Bolingbroke landed "with an army provided by the King of France to reclaim his father's lands"...
This seems somewhat misleading. The force with which Henry landed varies depending on the chronicle, however Nigel Saul (a man of superior knowledge in the subject than I) has accepted the figure is probably around 60. The army Henry fought with was largely provided by the earls of Northumberland and Westmorland (Percy and Neville)
"Bolingbroke had originally just wanted his inheritance and a reimposition of the power of the Lords Appellant, accepting Richard's right to be king and March's right to succeed him. But by the time Richard finally arrived back on the mainland in Wales, a tide of discontent had swept England. "

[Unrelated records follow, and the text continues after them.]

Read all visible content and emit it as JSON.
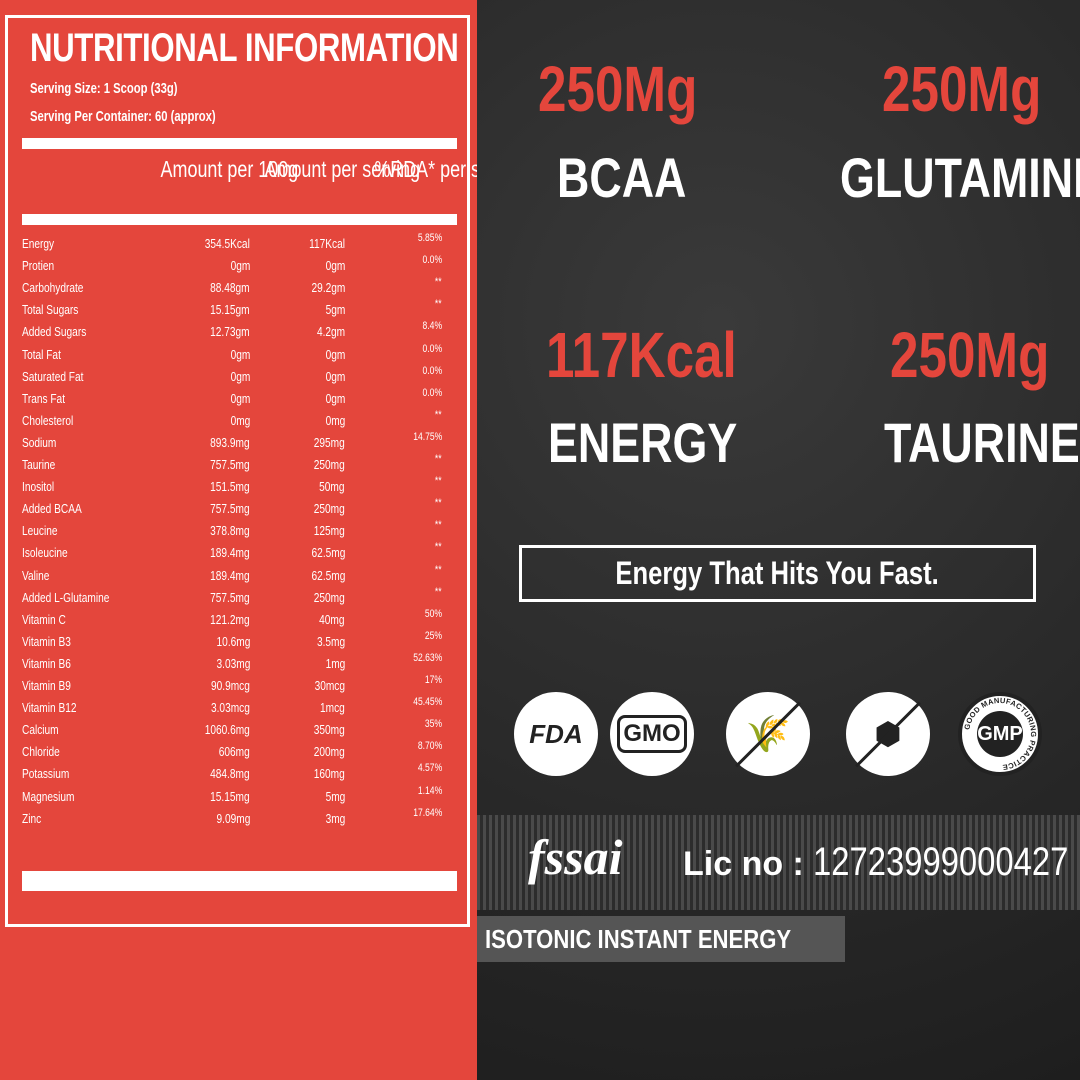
{
  "panel": {
    "title": "NUTRITIONAL INFORMATION",
    "serving_size": "Serving Size: 1 Scoop (33g)",
    "servings_per_container": "Serving Per Container: 60 (approx)",
    "headers": [
      "Amount per 100g",
      "Amount per serving",
      "%RDA* per serving"
    ],
    "rows": [
      [
        "Energy",
        "354.5Kcal",
        "117Kcal",
        "5.85%"
      ],
      [
        "Protien",
        "0gm",
        "0gm",
        "0.0%"
      ],
      [
        "Carbohydrate",
        "88.48gm",
        "29.2gm",
        "**"
      ],
      [
        "Total Sugars",
        "15.15gm",
        "5gm",
        "**"
      ],
      [
        "Added Sugars",
        "12.73gm",
        "4.2gm",
        "8.4%"
      ],
      [
        "Total Fat",
        "0gm",
        "0gm",
        "0.0%"
      ],
      [
        "Saturated Fat",
        "0gm",
        "0gm",
        "0.0%"
      ],
      [
        "Trans Fat",
        "0gm",
        "0gm",
        "0.0%"
      ],
      [
        "Cholesterol",
        "0mg",
        "0mg",
        "**"
      ],
      [
        "Sodium",
        "893.9mg",
        "295mg",
        "14.75%"
      ],
      [
        "Taurine",
        "757.5mg",
        "250mg",
        "**"
      ],
      [
        "Inositol",
        "151.5mg",
        "50mg",
        "**"
      ],
      [
        "Added BCAA",
        "757.5mg",
        "250mg",
        "**"
      ],
      [
        "Leucine",
        "378.8mg",
        "125mg",
        "**"
      ],
      [
        "Isoleucine",
        "189.4mg",
        "62.5mg",
        "**"
      ],
      [
        "Valine",
        "189.4mg",
        "62.5mg",
        "**"
      ],
      [
        "Added L-Glutamine",
        "757.5mg",
        "250mg",
        "**"
      ],
      [
        "Vitamin C",
        "121.2mg",
        "40mg",
        "50%"
      ],
      [
        "Vitamin B3",
        "10.6mg",
        "3.5mg",
        "25%"
      ],
      [
        "Vitamin B6",
        "3.03mg",
        "1mg",
        "52.63%"
      ],
      [
        "Vitamin B9",
        "90.9mcg",
        "30mcg",
        "17%"
      ],
      [
        "Vitamin B12",
        "3.03mcg",
        "1mcg",
        "45.45%"
      ],
      [
        "Calcium",
        "1060.6mg",
        "350mg",
        "35%"
      ],
      [
        "Chloride",
        "606mg",
        "200mg",
        "8.70%"
      ],
      [
        "Potassium",
        "484.8mg",
        "160mg",
        "4.57%"
      ],
      [
        "Magnesium",
        "15.15mg",
        "5mg",
        "1.14%"
      ],
      [
        "Zinc",
        "9.09mg",
        "3mg",
        "17.64%"
      ]
    ]
  },
  "highlights": [
    {
      "value": "250Mg",
      "label": "BCAA"
    },
    {
      "value": "250Mg",
      "label": "GLUTAMINE"
    },
    {
      "value": "117Kcal",
      "label": "ENERGY"
    },
    {
      "value": "250Mg",
      "label": "TAURINE"
    }
  ],
  "tagline": "Energy That Hits You Fast.",
  "badges": [
    {
      "icon": "fda-icon",
      "text": "FDA"
    },
    {
      "icon": "gmo-icon",
      "text": "GMO"
    },
    {
      "icon": "gluten-free-icon",
      "text": ""
    },
    {
      "icon": "sugar-free-icon",
      "text": ""
    },
    {
      "icon": "gmp-icon",
      "text": "GMP",
      "ring": "GOOD MANUFACTURING PRACTICE"
    }
  ],
  "fssai": {
    "logo": "fssai",
    "lic_label": "Lic no :",
    "lic_number": "12723999000427"
  },
  "footer_label": "ISOTONIC INSTANT ENERGY",
  "colors": {
    "accent": "#e4463c",
    "dark": "#2b2b2b"
  }
}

this point is debated by scholars... some suggesting (plausibly) that power was Bolingbroke's aim all along. Also not sure about the Lords Appellant even if you do go with the argument, what with the 3 Appellant leaders dead (Gloucester, Arundel and Warwick)..

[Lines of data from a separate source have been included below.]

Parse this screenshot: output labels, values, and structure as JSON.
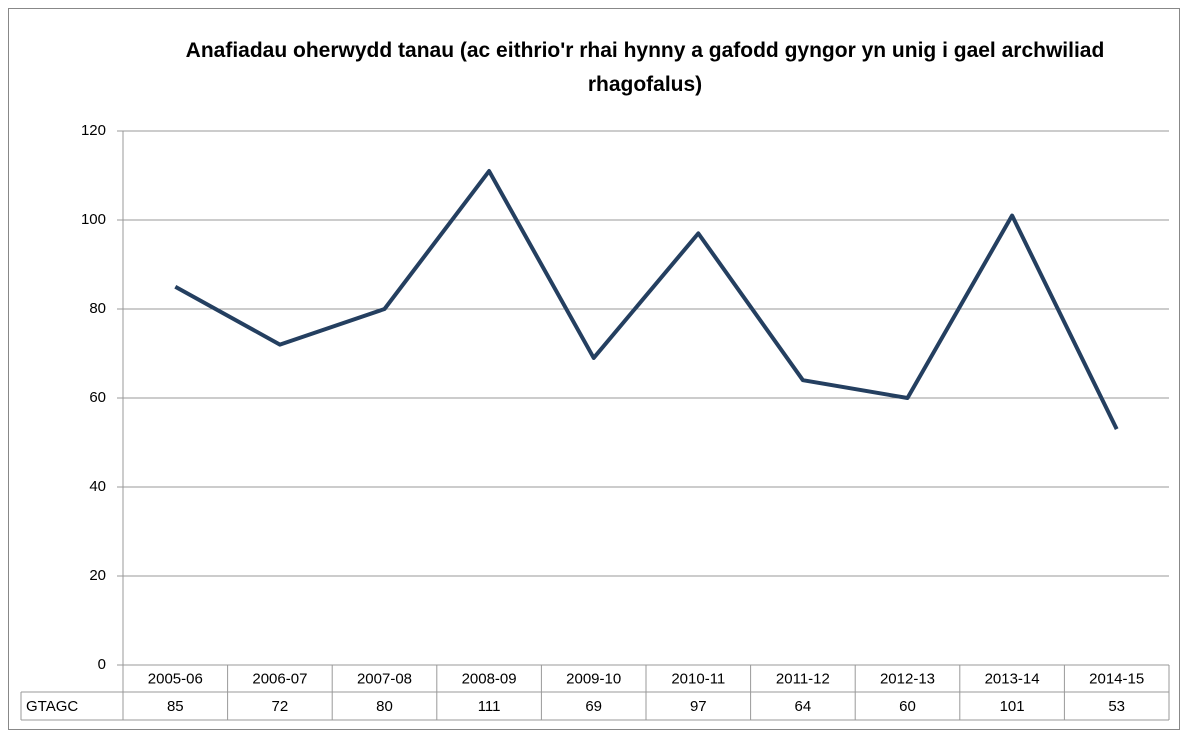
{
  "chart_data": {
    "type": "line",
    "title": "Anafiadau oherwydd tanau (ac eithrio'r rhai hynny a gafodd gyngor yn unig i gael archwiliad rhagofalus)",
    "categories": [
      "2005-06",
      "2006-07",
      "2007-08",
      "2008-09",
      "2009-10",
      "2010-11",
      "2011-12",
      "2012-13",
      "2013-14",
      "2014-15"
    ],
    "series": [
      {
        "name": "GTAGC",
        "color": "#243f60",
        "values": [
          85,
          72,
          80,
          111,
          69,
          97,
          64,
          60,
          101,
          53
        ]
      }
    ],
    "ylim": [
      0,
      120
    ],
    "yticks": [
      0,
      20,
      40,
      60,
      80,
      100,
      120
    ],
    "grid": true
  }
}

The section on Henry's invasion and Richard's deposition needs a good deal of revision. Below are a few statments which need revision, or removal by someone who has time.

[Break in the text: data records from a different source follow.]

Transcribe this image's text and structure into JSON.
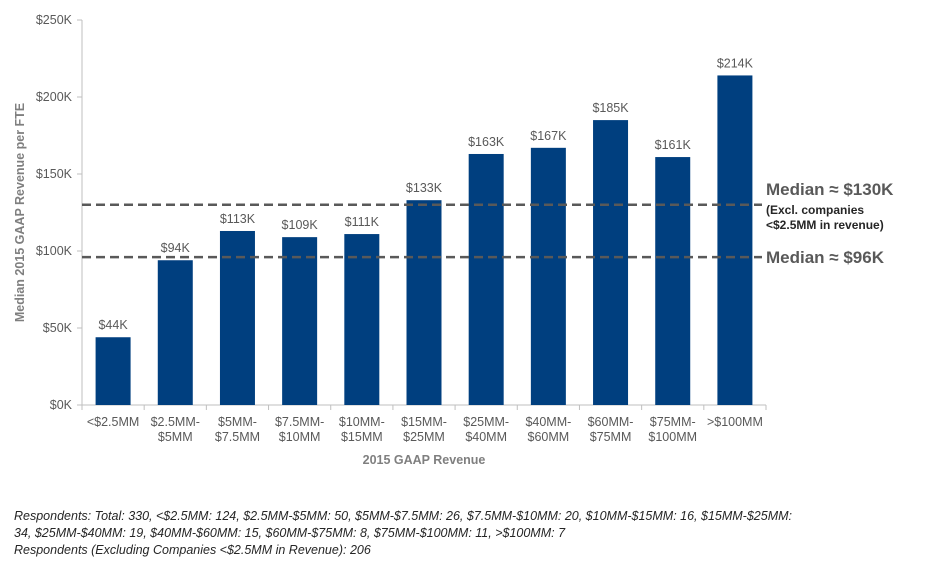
{
  "chart_data": {
    "type": "bar",
    "categories": [
      [
        "<$2.5MM"
      ],
      [
        "$2.5MM-",
        "$5MM"
      ],
      [
        "$5MM-",
        "$7.5MM"
      ],
      [
        "$7.5MM-",
        "$10MM"
      ],
      [
        "$10MM-",
        "$15MM"
      ],
      [
        "$15MM-",
        "$25MM"
      ],
      [
        "$25MM-",
        "$40MM"
      ],
      [
        "$40MM-",
        "$60MM"
      ],
      [
        "$60MM-",
        "$75MM"
      ],
      [
        "$75MM-",
        "$100MM"
      ],
      [
        ">$100MM"
      ]
    ],
    "values": [
      44,
      94,
      113,
      109,
      111,
      133,
      163,
      167,
      185,
      161,
      214
    ],
    "data_labels": [
      "$44K",
      "$94K",
      "$113K",
      "$109K",
      "$111K",
      "$133K",
      "$163K",
      "$167K",
      "$185K",
      "$161K",
      "$214K"
    ],
    "xlabel": "2015 GAAP Revenue",
    "ylabel": "Median 2015 GAAP Revenue per FTE",
    "ylim": [
      0,
      250
    ],
    "yticks": [
      0,
      50,
      100,
      150,
      200,
      250
    ],
    "ytick_labels": [
      "$0K",
      "$50K",
      "$100K",
      "$150K",
      "$200K",
      "$250K"
    ],
    "bar_color": "#003f7f",
    "reference_lines": [
      {
        "value": 130,
        "label": "Median ≈ $130K",
        "note": [
          "(Excl. companies",
          "<$2.5MM in revenue)"
        ]
      },
      {
        "value": 96,
        "label": "Median ≈ $96K",
        "note": []
      }
    ],
    "grid": false
  },
  "footnote": {
    "lines": [
      "Respondents: Total: 330, <$2.5MM: 124, $2.5MM-$5MM: 50, $5MM-$7.5MM: 26, $7.5MM-$10MM: 20, $10MM-$15MM: 16, $15MM-$25MM:",
      "34, $25MM-$40MM: 19, $40MM-$60MM: 15, $60MM-$75MM: 8, $75MM-$100MM: 11, >$100MM: 7",
      "Respondents (Excluding Companies <$2.5MM in Revenue): 206"
    ]
  }
}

Bolingbroke had originally just wanted his inheritance - This is a fairly large assumption. Also recent scholarly activity has suggested that Henry was not actually disinherited. For the precise sentence passed on Bollingbroke see 'Parliament Rolls of Medieval England, ed. C. Given-Wilson et al (Leicester , 2005), Parliament of September 1397, item 87)'
'Bolingbroke, who was generally well-liked, was being urged to take the crown himself' - This needs a reference. Was he really well liked? Think Thomas Mowbray may have said otherwise. Who was urging him to take the crown himself? Any evidence of Bollingbroke being 'urged' to take the crown was during Richard's apparent breif deposition in 1387, but due to Gloucester and Arundel disagrement, Richard was reinstated.
-'where crowds pelted him with rubbish' This needs a reference. I suspect it is Walsingham, who can hardly be trusted on such matters.
'Parliament then accepted Henry Bolingbroke (Henry IV) as the new king.' -Despite some efforts (See G.T. Lapsley, ‘Richard II’s Last Parliament’ EHR, (1938)), it has not been proven that such a convocation was in fact a parliament, stating it as a parliament is slightly misleading.
'land in Yorkshire with an army provided by the King of France to reclaim his father's lands' - This is complete nonsense. The king of france in no way supplied to army to Henry bollingbroke. Richard had only recently signed an agreement with Charles. Some support may have been provided by the king's uncles, Berry and Burgundy but this is speculative.